Allen, a degenerate drug dealer as well as mob associate, was cooperating with the FBI at the time and was wearing a body wire.
“I’ll hit him with a baseball bat,” Allen replies. “I got one of them steel baseball bats. I’ll fill it with sand…that’ll really do it.”
Allen later testified about a series of murders, attempted murders, arsons and bombings he said he carried out for Sheeran, including the murder of Teamsters Local 500 leader Francis “Big Bobby” Marino who was gunned down in his union office.
“I shot him with a .22 …but that didn’t seem to have any effect because he was a big man,” Allen later testified. “So I started using a .38. He was running for a baseball bat…He tried to jump over the desk and I shot him. Then he fell halfway under the desk. He got halfway up, and then he fell again. I went behind the desk and put the.38 to his back and shot him. Then I went out the door and went home.”
Sheeran and another union leader, Louis “Louie Buttons” Bottone, were charged with murder and racketeering for that hit and several other Teamster-related acts of violence. But both beat their cases.
Allen was not the greatest witness. His credibility was suspect, as was his character. (This would be reinforced later when, living with a new identity after being relocated by federal authorities, he was charged with sexually abusing a step-daughter.)
During those days it was often difficult to separate the mobsters from the Teamster bosses. Philadelphia Teamsters Local 107 was considered one of the most corrupt and violent locals in the country.
One Local 107 official and his secretary/girlfriend were shot to death in the union’s offices on Spring Garden Street. In another incident, Robert DeGeorge, a union reformer, was gunned down outside the office. Sheeran was charged in the DeGeorge hit but beat that rap on a technicality.
The point is, he was involved with the mob in a significant way. He was tapped to head Local 326 in Wilmington as part of an internal Teamsters International “reform” effort that split Local 107 into several locals.
The fact that a guy like Sheeran was chosen to head one of the new locals put the lie to the “reform” effort.
Sheeran’s involvement with mob boss Russell Bufalino, a key issue in the movie, is also well documented in the Crime Commission report. Joe Pesci played Bufalino in The Irishman and may have given the best performance of any of the actors in the star-studded cast., capturing the quiet power and confidence of the Scranton-Wilkes Barre mob leader.
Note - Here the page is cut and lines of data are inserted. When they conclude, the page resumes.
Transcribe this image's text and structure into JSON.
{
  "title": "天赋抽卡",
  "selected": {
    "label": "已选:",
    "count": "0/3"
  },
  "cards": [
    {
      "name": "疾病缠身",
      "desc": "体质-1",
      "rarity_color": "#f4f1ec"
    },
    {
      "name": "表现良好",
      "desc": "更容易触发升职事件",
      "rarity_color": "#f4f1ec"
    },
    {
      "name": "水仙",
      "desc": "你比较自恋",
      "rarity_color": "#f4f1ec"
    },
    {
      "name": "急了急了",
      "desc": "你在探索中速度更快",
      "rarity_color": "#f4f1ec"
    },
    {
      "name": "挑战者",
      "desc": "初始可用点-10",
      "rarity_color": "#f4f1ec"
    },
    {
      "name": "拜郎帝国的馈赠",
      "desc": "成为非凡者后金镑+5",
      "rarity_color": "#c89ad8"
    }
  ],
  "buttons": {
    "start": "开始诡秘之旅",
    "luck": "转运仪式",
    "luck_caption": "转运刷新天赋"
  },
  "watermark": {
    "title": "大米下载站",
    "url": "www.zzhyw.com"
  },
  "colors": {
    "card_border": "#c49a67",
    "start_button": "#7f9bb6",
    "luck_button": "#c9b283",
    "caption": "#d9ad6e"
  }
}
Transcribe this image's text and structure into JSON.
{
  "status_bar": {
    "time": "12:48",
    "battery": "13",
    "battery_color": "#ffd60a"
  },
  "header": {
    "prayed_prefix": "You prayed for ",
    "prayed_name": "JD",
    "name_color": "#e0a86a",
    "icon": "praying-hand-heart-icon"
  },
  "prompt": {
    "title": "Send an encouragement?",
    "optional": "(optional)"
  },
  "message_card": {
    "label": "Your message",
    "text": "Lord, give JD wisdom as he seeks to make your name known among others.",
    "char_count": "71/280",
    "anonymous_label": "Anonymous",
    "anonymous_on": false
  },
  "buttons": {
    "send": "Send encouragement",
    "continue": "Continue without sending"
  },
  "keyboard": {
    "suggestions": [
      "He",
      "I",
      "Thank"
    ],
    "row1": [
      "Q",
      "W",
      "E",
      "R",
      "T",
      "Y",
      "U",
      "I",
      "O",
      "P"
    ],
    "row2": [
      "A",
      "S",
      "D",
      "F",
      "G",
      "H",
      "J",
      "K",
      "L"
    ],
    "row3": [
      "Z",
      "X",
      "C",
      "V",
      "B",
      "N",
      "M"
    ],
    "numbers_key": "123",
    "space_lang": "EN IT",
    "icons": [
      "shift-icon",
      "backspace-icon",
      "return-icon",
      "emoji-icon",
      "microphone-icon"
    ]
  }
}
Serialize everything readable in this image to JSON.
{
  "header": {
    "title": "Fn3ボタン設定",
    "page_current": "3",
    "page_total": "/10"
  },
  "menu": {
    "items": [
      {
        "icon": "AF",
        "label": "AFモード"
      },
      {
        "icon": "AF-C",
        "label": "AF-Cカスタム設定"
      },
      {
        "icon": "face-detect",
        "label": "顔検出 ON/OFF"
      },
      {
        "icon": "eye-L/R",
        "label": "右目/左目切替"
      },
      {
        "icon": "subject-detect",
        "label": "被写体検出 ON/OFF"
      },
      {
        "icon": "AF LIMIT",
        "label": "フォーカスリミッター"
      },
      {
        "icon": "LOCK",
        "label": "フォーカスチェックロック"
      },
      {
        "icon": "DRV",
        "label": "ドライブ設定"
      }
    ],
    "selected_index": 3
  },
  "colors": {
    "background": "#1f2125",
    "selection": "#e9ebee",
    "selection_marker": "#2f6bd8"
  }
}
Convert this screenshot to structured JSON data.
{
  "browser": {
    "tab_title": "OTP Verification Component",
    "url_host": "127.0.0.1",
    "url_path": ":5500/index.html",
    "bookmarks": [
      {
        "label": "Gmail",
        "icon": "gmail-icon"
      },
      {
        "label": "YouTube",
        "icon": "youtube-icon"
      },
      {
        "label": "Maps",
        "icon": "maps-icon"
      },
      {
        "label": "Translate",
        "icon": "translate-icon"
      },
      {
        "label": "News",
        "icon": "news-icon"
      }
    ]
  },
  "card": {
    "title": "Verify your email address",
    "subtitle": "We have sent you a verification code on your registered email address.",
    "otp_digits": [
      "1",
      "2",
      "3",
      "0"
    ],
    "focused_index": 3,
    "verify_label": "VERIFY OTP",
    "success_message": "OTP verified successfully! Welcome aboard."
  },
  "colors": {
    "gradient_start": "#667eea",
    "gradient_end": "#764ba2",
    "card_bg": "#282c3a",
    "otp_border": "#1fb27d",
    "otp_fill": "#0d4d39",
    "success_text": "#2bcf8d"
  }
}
The Commission report points to meetings at Vesuvio’s Restaurant in New York where Bufalino, accompanied by Sheeran, met to discuss mob business. The report also cites Bufalino’s role in the formation of the Pittston chapter (Chapter 34) of the Italian American Civil Rights League (IACRL) in 1971.
The organization was found by New York mob boss Joe Colombo
“Sheeran… has attended several of the…Chapter 34 annual dinners at which Bufalino has been honored,” the report noted.
“An ad appeared in the 1978 IACRL Booklet which read ‘Your Irish Friend…Frank Sheeran.’ There was also a full-page ad for Local 326. Two ads were dedicated to Bufalino and Sheeran together.”
A civil rights league organized by mobsters to defend the rights of Italian-Americans victimized by stereotyping is, in itself, a stereotype. More to the point, it is an example of how the mob usurps the power and prestige of legitimate organizations to advance its own agenda. Taking over labor unions is another, more egregious and, some might argue, ongoing example.
Sheeran was a labor racketeer.
So was Jimmy Hoffa.
Both made deals with the mob to line their own pockets.
In The Irishman, Scorsese uses the betrayal and murder of Hoffa as the basis for a story about aging gangsters looking back on their lives. Is there regret and remorse? That’s the ultimate question in a movie that marks the culmination of Scorsese’s lengthy and celebrated cinematic portrayal of organized crime.
And it’s one worth asking.
Even if Frank Sheeran didn’t pump those two bullets into the back of Jimmy Hoffa’s head.